Vasili Grossman era periodista, y como tal también nos muestra dos realidades muy crudas del estalinismo: los campos de trabajo de mujeres y la decisión de matar de hambre a los ucranianos y a sus hijos. La primera solo trae a la mente el horror conradiano y la segunda la demencia a la que puede llegar el hombre. “¿Tiene razón Hegel? ¿De veras todo lo que es real es racional? ¿Es real lo inhumano? ¿Es racional?”, se pregunta el escritor ruso. Todo fluye es definitivamente un testimonio histórico imprescindible que sin embargo deja la impresión de que hubiera sido mejor separar lo ficticio –magníficamente escrito– de lo ensayístico e histórico.

“Cumplía con su deber, no ajustaba cuentas, escribía denuncias por instinto de conservación. Ganaba un capital más valioso que el oro y las tierras: la confianza del Partido. Sabía que en la vida soviética la confianza del Partido lo era todo: la fuerza, el honor, el poder. Y creía que su mentira servía a una verdad superior; a través de la denuncia veía incluso la verdad suprema”.

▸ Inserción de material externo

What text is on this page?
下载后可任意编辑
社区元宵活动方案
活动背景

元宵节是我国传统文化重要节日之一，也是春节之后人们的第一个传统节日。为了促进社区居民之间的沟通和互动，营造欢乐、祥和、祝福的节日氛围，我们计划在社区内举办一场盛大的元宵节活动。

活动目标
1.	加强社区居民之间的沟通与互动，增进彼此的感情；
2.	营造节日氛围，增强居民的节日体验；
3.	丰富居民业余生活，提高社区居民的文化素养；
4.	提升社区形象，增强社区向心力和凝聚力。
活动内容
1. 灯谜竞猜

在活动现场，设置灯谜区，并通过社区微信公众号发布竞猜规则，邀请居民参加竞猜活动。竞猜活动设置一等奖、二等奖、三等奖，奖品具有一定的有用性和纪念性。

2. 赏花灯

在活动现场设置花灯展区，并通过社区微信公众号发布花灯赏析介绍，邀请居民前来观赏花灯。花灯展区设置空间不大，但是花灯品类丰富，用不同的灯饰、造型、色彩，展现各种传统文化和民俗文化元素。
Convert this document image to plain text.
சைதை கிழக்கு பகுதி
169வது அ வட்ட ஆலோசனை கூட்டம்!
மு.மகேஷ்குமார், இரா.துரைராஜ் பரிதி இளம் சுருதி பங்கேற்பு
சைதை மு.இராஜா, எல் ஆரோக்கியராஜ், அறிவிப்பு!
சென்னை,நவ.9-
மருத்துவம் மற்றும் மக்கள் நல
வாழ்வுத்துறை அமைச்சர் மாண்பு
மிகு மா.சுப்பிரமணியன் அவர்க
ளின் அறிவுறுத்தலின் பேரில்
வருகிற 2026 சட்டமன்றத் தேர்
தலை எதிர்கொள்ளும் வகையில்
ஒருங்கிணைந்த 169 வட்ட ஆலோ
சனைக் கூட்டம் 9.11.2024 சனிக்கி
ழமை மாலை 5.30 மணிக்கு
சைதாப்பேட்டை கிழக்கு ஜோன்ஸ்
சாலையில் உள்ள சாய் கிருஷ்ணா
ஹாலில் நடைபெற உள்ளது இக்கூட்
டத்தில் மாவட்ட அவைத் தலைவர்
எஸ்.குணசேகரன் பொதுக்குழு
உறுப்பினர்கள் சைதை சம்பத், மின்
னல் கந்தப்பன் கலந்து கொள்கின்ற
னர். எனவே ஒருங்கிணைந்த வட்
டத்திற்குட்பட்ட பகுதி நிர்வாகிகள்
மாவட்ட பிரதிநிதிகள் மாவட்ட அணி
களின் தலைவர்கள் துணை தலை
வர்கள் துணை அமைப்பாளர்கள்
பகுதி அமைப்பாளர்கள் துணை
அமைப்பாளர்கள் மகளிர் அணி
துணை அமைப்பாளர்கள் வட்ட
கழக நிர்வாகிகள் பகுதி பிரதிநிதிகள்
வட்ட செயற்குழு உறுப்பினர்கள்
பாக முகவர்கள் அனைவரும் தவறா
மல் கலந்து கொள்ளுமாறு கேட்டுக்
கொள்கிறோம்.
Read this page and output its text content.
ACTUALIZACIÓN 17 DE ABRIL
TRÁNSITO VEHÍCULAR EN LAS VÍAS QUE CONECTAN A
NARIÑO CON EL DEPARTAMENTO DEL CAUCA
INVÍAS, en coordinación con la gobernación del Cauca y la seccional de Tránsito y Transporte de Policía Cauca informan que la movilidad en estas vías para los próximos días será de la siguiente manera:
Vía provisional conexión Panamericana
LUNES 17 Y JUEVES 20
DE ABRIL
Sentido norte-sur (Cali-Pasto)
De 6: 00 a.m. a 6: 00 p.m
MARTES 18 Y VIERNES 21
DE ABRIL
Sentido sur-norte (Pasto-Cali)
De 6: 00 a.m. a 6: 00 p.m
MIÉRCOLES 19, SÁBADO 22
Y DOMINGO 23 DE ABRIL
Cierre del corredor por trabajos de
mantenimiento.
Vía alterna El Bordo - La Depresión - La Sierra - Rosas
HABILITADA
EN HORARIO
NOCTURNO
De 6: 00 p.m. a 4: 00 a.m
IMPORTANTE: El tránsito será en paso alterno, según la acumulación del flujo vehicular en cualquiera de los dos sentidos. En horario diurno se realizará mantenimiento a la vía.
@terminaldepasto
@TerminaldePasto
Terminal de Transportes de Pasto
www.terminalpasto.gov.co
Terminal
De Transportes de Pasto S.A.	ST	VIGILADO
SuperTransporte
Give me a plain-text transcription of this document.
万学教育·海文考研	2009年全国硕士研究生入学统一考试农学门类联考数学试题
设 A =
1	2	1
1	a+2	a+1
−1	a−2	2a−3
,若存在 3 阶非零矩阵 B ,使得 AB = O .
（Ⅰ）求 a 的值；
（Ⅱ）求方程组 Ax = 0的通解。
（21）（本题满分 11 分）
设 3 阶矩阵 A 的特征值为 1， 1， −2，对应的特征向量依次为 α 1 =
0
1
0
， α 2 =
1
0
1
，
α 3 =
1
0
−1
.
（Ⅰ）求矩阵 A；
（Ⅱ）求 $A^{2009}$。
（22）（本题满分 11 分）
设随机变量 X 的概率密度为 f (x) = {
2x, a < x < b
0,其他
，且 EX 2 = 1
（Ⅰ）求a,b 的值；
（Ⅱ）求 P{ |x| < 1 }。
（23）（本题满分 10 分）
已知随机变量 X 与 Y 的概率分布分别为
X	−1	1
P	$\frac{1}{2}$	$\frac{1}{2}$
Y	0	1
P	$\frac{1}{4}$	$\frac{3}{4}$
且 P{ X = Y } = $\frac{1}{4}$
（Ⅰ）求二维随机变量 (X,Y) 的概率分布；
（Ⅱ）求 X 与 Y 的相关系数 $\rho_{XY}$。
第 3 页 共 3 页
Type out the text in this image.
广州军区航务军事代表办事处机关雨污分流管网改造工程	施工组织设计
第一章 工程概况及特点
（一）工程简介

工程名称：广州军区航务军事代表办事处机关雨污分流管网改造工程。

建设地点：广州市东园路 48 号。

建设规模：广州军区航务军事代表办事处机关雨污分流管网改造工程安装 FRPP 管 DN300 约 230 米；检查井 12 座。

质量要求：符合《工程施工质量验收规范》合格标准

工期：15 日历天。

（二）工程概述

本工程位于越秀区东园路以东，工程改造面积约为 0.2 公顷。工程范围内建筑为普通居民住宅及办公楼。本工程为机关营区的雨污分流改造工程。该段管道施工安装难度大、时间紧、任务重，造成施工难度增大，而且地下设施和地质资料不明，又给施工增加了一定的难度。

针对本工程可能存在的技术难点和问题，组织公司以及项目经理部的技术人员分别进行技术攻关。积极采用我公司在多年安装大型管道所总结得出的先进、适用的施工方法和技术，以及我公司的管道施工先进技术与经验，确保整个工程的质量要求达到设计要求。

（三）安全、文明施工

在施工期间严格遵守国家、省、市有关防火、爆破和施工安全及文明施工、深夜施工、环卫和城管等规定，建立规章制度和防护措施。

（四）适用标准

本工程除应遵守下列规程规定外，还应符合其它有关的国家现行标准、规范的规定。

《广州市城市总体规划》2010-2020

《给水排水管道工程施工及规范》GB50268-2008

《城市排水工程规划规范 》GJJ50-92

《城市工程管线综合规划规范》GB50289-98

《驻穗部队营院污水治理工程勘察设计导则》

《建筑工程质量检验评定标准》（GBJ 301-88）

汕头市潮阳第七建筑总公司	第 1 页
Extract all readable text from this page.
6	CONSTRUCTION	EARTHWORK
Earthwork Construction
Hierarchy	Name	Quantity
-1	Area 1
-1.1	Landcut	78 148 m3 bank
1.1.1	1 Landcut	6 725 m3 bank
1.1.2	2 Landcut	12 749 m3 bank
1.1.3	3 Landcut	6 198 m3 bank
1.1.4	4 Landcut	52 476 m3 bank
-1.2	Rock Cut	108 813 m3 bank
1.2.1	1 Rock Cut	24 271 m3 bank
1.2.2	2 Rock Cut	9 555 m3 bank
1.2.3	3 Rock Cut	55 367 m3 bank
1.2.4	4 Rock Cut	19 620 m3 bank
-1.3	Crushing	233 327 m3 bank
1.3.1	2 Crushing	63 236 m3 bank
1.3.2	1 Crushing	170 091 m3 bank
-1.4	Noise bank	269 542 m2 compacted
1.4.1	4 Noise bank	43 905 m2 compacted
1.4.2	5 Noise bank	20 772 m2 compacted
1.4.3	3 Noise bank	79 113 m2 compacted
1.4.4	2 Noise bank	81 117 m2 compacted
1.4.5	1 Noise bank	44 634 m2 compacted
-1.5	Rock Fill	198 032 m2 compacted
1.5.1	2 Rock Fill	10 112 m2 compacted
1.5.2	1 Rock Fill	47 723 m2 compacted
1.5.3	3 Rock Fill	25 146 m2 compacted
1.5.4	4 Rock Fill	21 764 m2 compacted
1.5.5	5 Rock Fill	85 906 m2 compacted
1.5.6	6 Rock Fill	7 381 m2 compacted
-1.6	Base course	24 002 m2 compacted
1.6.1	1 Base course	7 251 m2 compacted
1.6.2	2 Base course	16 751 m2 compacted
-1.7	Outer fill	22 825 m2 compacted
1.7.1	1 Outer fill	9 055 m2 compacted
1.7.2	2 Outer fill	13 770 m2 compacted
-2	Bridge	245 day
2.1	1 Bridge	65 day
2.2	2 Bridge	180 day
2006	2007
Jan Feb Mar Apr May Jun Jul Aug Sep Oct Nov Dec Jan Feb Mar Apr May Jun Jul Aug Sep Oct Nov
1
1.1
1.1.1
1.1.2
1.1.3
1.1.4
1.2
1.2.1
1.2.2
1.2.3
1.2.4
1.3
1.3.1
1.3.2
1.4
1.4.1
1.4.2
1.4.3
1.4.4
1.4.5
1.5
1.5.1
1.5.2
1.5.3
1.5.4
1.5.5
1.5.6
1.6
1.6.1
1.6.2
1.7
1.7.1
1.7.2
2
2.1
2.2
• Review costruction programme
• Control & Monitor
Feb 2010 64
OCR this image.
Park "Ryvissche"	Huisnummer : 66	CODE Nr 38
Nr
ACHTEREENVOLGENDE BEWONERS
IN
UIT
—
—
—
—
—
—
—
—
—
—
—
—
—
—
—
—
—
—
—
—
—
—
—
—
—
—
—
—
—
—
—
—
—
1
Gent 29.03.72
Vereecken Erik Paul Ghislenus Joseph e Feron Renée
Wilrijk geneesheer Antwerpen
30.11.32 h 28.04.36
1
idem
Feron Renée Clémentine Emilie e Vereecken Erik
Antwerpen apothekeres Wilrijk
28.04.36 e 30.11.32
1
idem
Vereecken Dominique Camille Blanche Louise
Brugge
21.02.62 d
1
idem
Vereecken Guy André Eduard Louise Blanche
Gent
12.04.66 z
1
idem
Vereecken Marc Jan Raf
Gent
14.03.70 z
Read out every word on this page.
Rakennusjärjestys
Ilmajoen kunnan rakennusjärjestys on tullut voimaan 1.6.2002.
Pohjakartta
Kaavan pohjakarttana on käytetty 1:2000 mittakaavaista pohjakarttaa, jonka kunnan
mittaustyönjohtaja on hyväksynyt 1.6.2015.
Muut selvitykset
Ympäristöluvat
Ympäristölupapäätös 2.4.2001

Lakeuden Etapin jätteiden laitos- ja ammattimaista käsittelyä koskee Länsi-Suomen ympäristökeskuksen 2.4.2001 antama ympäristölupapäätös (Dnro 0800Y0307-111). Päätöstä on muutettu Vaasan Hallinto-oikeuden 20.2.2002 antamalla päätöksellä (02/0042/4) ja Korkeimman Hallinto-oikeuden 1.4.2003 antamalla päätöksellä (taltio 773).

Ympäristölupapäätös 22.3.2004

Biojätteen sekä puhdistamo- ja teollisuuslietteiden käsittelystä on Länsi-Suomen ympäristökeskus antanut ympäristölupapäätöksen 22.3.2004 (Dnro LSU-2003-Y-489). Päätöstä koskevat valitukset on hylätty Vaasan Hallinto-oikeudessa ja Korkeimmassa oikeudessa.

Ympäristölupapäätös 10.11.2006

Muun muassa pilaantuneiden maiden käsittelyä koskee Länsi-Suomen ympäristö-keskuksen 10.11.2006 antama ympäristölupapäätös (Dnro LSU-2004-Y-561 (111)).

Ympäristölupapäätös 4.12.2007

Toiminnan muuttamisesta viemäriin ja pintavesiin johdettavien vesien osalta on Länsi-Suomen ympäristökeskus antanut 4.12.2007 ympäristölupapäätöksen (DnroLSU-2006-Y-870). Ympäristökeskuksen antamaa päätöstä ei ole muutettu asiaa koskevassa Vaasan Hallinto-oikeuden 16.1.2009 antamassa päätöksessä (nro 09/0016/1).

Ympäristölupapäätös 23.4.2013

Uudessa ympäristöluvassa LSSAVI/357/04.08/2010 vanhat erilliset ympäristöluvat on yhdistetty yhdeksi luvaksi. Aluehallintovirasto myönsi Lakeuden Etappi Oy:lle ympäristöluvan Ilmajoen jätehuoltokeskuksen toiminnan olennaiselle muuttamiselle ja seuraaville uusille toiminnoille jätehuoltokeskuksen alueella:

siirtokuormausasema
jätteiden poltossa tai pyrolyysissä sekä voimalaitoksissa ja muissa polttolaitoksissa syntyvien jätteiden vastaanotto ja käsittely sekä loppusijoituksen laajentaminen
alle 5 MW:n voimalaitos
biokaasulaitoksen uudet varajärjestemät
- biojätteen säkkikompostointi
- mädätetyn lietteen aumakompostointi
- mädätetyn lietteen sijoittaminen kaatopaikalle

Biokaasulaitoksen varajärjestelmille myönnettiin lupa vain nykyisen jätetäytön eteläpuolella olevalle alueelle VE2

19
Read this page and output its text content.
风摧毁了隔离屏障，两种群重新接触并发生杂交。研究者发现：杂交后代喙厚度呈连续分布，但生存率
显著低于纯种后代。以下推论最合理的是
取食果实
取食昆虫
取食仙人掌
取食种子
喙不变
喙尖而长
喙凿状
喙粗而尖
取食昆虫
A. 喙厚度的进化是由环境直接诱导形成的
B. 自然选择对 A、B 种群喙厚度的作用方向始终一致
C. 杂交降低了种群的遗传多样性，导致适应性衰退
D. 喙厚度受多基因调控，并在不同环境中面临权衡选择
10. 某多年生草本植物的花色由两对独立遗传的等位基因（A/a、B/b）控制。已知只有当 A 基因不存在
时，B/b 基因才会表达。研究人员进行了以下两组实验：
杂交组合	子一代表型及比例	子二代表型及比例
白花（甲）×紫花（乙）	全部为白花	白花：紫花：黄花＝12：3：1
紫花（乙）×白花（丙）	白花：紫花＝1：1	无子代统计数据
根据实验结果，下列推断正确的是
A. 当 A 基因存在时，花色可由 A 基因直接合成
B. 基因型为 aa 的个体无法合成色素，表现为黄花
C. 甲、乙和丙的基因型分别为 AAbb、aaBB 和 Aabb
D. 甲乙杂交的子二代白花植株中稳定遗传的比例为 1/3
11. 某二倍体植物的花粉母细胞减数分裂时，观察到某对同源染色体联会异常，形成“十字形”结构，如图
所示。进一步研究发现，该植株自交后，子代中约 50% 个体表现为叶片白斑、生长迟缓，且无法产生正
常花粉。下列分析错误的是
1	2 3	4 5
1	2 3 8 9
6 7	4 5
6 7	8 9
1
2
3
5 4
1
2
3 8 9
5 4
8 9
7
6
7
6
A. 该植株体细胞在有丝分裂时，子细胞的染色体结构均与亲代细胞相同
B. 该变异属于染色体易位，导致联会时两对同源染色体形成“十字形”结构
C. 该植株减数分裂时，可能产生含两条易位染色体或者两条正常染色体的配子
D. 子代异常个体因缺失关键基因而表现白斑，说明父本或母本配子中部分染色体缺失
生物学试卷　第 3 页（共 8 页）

“Para matarlos, era preciso declarar: los kulaks no son seres humanos”.

“Pero algunos campesinos habían enloquecido, solo hallaban paz en la muerte. Se les reconocía por los ojos, brillantes. Estos eran los que troceaban los cadáveres y los hervían, mataban a sus propios hijos y se los comían. En ellos se despertaba la bestia cuando el hombre moría en ellos”.

“El principio milenario según el cual el desarrollo de la cultura, la ciencia y la potencia industrial se obtenía a la par que crecía la ausencia de libertad –principio puesto en práctica por la Rusia de los boyardos, Iván el Terrible, Pedro el Grande y Catalina II– alcanzó su victoria plena con Stalin”.